I noticed the same performance issue when doing my own benchmarks.

I think the problem is that the query planner has no statistics about individual chunks. Sure, it knows the chunk boundaries but not if there are actually rows in a chunk. So the naive plan is to scan all.

Since time series data is mostly append-only, a significantly faster plan for 99% of the cases would be to first only scan the first chunk and only if that has no data, expand the search range exponentially to older chunks. However, I do not know if such an incremental process is possible with the PostgreSQL query planner.

A better approach would be to collect chunk-individual stats. At least basic stats such as count, min time, max time should be easily maintainable when compressing chunks. I filed an enhancement issue some time ago for this feature: https://github.com/timescale/timescaledb/issues/3292 Or maybe statistics about individual chunks can be collected with PostgreSQL's general stats collector (ANALYZE command).

maxhertrampf avatar Apr 08 '22 06:04 maxhertrampf

@hardikm10 the reason for this behaviour is your configured orderby does not match the query orderby. orderby always implicitly includes any segmentby columns. Here is a workaround query that does not require decompressing everything:

WITH sensors AS (
  SELECT generate_series(1,100) AS sensor_id
), last_reading AS (
  SELECT * FROM sensors s 
  INNER JOIN LATERAL(
    SELECT * FROM sensor_data WHERE sensor_id = s.sensor_id ORDER BY time DESC LIMIT 1
  ) sd ON true
)
SELECT * FROM last_reading ORDER BY time DESC LIMIT 1;

svenklemm avatar Sep 08 '22 09:09 svenklemm

There are 2 ways to optimize this. Number 1 is a special optimization for the limit 1 case as we can tell where to look for that immediately from metadata but this won't work for any limit > 1. The 2nd optimization that works for any limit is to do MergeAppend of every segmentby value.

svenklemm avatar Sep 20 '22 21:09 svenklemm

Thanks @svenklemm for checking it. Would the first option help for queries such as SELECT last(temperature, time) FROM sensor_data GROUP by sensor_id ?
In many cases, users will need more than 1 row. For instance, checking the last 10 events or sensor readings.

jfjoly avatar Sep 28 '22 09:09 jfjoly

Hmm so in general you want to avoid last together with GROUP BY as we currently do not optimize that and you would be much better served by using LATERAL instead. This issue is about ORDER BY time DESC LIMIT 1 which is very different from last() queries cause last is an aggregate function so the optimizations needed would be different.

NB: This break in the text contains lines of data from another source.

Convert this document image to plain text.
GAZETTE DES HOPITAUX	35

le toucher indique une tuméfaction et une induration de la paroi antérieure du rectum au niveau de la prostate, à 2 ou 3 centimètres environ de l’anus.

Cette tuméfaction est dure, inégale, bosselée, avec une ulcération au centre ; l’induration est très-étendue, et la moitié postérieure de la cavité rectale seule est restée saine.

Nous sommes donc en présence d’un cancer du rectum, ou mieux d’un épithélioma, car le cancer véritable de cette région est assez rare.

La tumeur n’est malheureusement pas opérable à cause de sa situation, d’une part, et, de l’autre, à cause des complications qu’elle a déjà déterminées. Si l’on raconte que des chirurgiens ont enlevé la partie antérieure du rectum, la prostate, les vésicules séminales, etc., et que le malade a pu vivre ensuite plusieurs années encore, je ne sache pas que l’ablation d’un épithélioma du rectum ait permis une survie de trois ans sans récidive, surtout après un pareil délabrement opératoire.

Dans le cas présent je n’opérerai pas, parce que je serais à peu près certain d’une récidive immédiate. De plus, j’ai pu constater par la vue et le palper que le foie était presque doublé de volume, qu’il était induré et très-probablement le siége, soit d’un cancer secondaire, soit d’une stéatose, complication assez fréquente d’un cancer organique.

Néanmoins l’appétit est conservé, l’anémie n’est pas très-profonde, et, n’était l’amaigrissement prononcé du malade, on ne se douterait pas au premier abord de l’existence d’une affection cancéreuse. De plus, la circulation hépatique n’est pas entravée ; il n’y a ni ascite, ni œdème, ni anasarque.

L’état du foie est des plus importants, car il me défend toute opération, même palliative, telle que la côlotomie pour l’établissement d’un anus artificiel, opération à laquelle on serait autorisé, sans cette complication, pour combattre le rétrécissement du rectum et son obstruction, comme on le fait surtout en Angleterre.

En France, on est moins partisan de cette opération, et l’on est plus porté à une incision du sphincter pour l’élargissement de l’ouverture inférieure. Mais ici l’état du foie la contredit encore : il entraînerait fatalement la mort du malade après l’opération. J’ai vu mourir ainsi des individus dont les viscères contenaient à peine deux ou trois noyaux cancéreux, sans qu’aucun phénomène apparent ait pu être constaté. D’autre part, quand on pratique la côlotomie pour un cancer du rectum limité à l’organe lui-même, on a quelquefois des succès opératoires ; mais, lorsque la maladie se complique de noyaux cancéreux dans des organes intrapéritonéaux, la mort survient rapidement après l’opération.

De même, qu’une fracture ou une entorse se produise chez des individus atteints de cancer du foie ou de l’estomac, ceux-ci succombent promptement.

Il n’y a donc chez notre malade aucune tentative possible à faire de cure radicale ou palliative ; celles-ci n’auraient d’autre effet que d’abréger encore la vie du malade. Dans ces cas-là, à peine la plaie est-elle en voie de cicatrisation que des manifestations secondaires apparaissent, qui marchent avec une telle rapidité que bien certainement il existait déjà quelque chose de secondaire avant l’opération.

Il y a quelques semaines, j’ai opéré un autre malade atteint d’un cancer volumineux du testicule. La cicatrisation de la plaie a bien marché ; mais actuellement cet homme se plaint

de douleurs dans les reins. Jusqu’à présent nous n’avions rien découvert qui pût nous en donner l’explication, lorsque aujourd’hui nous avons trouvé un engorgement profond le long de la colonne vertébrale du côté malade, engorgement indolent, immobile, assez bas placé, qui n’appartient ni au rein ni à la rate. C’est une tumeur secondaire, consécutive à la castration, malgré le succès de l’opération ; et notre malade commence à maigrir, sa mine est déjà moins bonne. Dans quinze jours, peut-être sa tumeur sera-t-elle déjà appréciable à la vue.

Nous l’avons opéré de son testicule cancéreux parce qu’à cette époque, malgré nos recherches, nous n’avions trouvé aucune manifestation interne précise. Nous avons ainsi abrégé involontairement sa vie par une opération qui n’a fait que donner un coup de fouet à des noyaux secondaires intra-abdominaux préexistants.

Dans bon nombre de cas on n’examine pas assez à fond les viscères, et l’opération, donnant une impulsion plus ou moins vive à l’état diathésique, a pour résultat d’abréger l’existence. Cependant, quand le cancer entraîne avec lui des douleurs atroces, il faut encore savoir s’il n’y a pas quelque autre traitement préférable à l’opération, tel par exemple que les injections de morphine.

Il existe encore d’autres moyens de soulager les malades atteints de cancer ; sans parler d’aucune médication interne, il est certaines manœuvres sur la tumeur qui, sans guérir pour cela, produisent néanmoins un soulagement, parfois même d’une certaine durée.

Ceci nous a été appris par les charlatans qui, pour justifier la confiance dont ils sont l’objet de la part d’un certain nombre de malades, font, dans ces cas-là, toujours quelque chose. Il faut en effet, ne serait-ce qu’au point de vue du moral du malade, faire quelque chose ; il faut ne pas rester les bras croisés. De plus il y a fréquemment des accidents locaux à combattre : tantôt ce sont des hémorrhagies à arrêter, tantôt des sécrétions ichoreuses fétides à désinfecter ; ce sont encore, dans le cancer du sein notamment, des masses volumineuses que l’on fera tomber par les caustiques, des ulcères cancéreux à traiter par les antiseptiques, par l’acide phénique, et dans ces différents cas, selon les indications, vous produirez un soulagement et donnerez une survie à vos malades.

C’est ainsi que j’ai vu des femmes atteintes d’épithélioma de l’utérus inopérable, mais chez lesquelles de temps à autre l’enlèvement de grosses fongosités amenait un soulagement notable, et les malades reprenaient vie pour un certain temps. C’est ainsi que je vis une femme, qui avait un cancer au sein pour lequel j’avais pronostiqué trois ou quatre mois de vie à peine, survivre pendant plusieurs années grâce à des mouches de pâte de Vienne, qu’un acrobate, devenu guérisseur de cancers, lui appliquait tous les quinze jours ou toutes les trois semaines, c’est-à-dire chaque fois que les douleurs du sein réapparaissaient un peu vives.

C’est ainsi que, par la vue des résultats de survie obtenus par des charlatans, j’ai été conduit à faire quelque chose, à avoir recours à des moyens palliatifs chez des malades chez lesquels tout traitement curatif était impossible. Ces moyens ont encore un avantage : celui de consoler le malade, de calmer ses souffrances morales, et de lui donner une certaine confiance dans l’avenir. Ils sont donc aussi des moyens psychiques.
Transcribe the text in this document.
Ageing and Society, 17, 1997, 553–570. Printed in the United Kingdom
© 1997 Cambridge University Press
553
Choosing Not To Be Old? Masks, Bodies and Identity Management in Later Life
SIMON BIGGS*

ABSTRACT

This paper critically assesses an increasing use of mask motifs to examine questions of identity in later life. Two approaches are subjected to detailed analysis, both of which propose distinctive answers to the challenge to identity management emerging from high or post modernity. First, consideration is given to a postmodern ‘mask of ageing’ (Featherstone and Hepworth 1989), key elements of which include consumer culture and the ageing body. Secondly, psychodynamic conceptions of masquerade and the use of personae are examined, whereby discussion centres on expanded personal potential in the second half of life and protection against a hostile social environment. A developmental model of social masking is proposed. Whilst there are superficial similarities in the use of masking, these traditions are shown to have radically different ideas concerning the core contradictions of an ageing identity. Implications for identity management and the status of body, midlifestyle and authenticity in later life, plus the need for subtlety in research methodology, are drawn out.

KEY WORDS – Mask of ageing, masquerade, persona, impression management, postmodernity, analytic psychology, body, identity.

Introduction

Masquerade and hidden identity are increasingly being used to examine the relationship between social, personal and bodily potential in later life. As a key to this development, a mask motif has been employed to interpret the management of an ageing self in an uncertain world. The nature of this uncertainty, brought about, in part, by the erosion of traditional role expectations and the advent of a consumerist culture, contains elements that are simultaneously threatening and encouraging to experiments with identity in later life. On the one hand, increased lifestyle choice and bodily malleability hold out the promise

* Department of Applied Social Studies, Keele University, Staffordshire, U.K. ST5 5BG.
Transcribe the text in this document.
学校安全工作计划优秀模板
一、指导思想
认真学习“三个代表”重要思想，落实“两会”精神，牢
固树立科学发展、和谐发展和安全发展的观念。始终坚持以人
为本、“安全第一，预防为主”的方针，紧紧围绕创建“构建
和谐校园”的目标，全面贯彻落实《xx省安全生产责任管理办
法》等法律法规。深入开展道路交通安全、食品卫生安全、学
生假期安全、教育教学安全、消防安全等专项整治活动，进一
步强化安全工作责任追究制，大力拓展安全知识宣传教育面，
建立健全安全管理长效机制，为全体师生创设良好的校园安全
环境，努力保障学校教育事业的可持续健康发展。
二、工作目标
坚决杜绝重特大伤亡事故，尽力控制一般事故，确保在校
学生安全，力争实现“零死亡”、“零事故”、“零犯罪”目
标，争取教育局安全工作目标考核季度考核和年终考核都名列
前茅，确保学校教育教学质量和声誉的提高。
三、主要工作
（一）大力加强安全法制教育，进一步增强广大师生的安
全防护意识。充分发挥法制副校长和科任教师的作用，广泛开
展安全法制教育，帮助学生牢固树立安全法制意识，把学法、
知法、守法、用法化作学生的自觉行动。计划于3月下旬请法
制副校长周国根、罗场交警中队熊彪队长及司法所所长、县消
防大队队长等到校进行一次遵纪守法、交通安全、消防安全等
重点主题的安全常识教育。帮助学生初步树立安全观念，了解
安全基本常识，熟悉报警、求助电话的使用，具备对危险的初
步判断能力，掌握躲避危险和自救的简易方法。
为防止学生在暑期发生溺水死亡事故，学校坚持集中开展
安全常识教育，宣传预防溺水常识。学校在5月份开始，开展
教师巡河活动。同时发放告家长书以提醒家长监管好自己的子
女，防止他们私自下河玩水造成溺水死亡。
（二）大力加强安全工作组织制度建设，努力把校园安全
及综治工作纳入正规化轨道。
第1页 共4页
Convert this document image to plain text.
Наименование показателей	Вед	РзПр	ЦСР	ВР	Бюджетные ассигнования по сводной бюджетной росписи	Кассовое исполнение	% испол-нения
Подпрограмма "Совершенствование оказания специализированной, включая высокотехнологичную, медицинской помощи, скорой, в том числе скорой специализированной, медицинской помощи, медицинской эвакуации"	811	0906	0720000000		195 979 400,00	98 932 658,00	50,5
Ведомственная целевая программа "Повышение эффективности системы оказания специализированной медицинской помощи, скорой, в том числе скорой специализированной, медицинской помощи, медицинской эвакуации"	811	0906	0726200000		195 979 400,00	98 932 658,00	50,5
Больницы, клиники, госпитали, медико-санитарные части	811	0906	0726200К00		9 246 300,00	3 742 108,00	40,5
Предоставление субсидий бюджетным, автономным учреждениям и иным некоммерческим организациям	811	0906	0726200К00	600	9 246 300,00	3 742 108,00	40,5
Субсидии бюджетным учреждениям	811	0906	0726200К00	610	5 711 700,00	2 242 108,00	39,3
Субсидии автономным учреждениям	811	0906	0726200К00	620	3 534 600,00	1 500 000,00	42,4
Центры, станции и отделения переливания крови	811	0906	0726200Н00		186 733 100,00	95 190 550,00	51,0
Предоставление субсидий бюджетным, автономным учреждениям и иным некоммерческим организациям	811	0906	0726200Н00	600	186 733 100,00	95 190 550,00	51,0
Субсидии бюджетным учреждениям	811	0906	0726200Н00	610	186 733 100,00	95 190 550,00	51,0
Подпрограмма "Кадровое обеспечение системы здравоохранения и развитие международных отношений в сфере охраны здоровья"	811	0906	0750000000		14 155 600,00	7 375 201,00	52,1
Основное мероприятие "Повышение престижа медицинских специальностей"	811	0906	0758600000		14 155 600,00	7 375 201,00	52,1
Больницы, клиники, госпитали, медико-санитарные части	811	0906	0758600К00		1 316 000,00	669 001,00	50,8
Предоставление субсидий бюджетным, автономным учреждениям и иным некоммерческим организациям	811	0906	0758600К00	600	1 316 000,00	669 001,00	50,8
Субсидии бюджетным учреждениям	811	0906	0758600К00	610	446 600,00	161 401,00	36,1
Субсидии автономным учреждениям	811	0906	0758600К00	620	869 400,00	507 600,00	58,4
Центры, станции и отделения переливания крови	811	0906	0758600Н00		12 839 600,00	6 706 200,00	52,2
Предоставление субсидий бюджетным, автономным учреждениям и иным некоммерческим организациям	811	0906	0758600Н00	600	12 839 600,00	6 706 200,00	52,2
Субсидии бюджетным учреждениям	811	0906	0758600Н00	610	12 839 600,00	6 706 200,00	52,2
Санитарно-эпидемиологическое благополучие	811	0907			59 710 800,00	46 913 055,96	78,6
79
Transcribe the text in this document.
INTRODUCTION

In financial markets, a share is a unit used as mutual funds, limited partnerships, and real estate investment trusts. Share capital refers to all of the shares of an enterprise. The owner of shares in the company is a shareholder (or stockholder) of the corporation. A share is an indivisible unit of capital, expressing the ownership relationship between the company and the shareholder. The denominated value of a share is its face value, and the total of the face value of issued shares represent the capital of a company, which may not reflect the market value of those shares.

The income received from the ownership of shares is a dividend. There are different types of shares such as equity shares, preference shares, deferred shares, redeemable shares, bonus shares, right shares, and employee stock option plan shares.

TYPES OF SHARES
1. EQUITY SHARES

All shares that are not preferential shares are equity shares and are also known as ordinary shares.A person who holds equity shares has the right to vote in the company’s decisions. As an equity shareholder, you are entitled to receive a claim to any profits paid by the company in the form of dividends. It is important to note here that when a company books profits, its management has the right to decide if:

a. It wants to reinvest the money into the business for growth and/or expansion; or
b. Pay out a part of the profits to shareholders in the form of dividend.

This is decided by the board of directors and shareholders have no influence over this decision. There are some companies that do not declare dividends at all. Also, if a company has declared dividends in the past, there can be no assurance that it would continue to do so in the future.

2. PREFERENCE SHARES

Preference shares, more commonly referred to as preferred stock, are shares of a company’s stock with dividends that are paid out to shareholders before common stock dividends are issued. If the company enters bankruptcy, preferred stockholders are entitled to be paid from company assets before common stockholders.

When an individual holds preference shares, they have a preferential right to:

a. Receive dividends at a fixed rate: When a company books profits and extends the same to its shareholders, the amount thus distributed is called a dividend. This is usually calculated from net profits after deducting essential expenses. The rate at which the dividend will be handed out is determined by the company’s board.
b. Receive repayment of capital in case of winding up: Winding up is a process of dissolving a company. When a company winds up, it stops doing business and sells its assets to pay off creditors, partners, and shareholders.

svenklemm avatar Sep 29 '22 21:09 svenklemm

So there is some tiny overlap between last() and ORDER BY LIMIT because for the non-GROUP BY case we actually rewrite the query into ORDER BY time LIMIT but that optimization does not apply if you have GROUP BY clause. But I think the complaint about last() is together with GROUP BY clause not being performant.

svenklemm avatar Sep 29 '22 21:09 svenklemm

I have the same problem with PG 14.0, TimescaleDB 2.8.1 on Windows. Uncompressing one of the chunks & subsequent vacuum analyze did not help. Inclusion of segmentby column into order by also did not help. Maybe LATERAL sample above would work, but I did not have all possible values for the segmentby column beforehand, and the plan to select distinct values over entire table was also huge. My goal was just to figure out max and min values of a partitioning column which I expected to result in significant partitions running. Was a pretty frustrating experience (

fingoldo avatar Oct 18 '22 06:10 fingoldo